According to Bruyneel, an important reason for bringing all of the sport's stakeholders together is to present a unified face to an allegedly hostile media intent on bringing the sport into disrepute via it's reports on doping issues.
"Why do doping rumors about cycling appear first in the media and not in many other sports? It is precisely because we are not organized. As we have no defense mechanism, we are an easy victim. It is easy for some media to attack cycling. How many names were associated with a doping affair via the media in the past two years while there was never any evidence? Look how "Le Monde" was tackled by Real Madrid and FC Barcelona. The French newspaper had a story about the Spanish football clubs being clients of the blood bank of Eufemiano Fuentes. I have lived for several years in Madrid and I know how these clubs hate each other but... they are smart enough to support each other when their same interests have to be defended. Together they attacked "Le Monde." A claim of 300,000 euros was imposed to the newspaper. I am convinced that the media will think twice before they will again attack some Spanish football clubs."
Talk about shooting the messenger. And talk about bad timing, this being written only a week prior to our latest doping scandal.
One would think a more important reason for organising the sport would be to ensure that riders who reach the highest level are able to do so free of the temptations to dope - putting in place an effective duty of care that will be observed by everyone - not burying the bad news under a flurry of writs.
Interestingly, Bruyneel also asks us how many names were associated with a doping affair via the media in the past two years while there was never any evidence.
I'd like to turn this around - exactly how many of these rumours have turned out to be false?
There sure seems to be a large number of cyclists that were rumoured to be doping and were eventually suspended due to testing or through their own admissions.
Where should we start? How about Ivan Basso, whose involvement in Operation Puerto was rumoured then finally admitted. Or Tyler Hamilton, who recently fessed up to taking a banned substance two weeks after it was rumoured he had failed a doping test at the Tour of California.

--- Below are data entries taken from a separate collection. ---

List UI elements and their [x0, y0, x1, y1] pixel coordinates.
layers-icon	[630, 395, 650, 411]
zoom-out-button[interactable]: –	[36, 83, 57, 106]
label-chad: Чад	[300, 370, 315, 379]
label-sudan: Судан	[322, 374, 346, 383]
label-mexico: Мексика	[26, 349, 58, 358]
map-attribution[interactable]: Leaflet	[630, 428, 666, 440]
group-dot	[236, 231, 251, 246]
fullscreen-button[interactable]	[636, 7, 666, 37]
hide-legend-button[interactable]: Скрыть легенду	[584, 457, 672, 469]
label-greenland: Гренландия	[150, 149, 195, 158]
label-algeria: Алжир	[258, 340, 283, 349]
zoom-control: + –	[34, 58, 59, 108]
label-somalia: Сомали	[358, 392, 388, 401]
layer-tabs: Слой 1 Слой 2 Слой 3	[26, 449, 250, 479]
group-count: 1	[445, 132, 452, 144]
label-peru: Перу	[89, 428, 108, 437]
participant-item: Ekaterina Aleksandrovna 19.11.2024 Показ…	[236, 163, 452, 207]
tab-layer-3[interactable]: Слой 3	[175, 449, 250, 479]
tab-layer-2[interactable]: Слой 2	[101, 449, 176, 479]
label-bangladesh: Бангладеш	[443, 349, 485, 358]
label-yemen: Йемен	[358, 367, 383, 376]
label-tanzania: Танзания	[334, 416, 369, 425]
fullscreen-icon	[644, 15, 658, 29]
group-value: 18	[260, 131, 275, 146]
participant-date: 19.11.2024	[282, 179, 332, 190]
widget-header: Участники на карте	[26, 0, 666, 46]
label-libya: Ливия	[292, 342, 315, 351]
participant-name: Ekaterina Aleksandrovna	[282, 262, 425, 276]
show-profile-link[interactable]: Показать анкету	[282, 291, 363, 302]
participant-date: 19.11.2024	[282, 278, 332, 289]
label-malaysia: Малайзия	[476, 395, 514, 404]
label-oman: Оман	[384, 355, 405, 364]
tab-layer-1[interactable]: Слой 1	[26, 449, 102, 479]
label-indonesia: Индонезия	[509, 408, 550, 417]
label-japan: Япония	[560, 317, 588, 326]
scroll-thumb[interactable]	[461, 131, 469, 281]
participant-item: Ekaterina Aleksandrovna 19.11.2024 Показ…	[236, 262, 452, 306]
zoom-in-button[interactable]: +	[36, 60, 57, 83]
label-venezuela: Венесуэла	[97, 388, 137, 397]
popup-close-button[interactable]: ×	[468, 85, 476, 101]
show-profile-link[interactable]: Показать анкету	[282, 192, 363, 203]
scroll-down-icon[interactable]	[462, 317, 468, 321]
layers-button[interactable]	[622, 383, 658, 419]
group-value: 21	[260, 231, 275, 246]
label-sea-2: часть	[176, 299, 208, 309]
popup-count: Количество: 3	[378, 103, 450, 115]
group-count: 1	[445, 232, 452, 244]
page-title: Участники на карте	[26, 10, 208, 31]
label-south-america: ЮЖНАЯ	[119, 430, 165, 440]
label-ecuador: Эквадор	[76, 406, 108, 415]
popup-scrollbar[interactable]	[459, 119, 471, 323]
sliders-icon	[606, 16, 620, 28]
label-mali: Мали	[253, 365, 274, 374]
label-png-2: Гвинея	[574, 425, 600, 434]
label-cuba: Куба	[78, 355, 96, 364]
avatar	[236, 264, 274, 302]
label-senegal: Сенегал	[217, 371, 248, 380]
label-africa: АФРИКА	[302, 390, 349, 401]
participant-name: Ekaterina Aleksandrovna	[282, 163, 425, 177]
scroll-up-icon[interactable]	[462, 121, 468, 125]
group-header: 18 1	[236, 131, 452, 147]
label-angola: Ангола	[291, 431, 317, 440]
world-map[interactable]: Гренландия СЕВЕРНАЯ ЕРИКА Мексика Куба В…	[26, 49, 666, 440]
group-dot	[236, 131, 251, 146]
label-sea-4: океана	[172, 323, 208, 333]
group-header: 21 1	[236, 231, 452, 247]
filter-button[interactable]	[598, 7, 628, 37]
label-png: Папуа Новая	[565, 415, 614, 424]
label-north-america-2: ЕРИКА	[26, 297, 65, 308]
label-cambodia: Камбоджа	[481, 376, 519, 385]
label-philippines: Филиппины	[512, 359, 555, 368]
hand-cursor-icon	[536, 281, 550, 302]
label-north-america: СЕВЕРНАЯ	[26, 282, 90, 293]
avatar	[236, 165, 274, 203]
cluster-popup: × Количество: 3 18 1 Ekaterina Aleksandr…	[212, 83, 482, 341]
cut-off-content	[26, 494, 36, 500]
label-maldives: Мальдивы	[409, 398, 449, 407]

The issue isn't the media, it's the lack of due process and confidentiality by anti-doping authorities - and quite often sporting bodies.
By the way, Twittering every time the testers show up at your door doesn't help that process much either.
I understand that sport is the toy department of life, a fun distraction from the daily grind, a back page respite from the bad news headlines, but this is starting to get serious because it involves the bigger issues of society and culture.
Things like money, power, ethics, responsibility, transparency and fairness. We expect media to look critically at these in other areas of society, why not sport?
We need a (cycling) media that can fearlessly ask the tough questions of our biggest names and to expose those who don't have the best interests of the sport in mind.
Or is it that everyone prefers a daily dose of hagiography and fawning admiration with their morning tea? I don't, do you?
Doping is eating cycling alive, we're all fed up, but it's not the media forcing the cyclists to dope or the teams to turn a blind eye to it, it's the people within the sport that are doing it to themselves.
I have an absolute respect for what Johan Bruyneel has done in the sport of cycling, but I think he's wrong in shooting the media messenger.
Like art, media is a reflection of society and right now it is only reflecting the sport back to itself.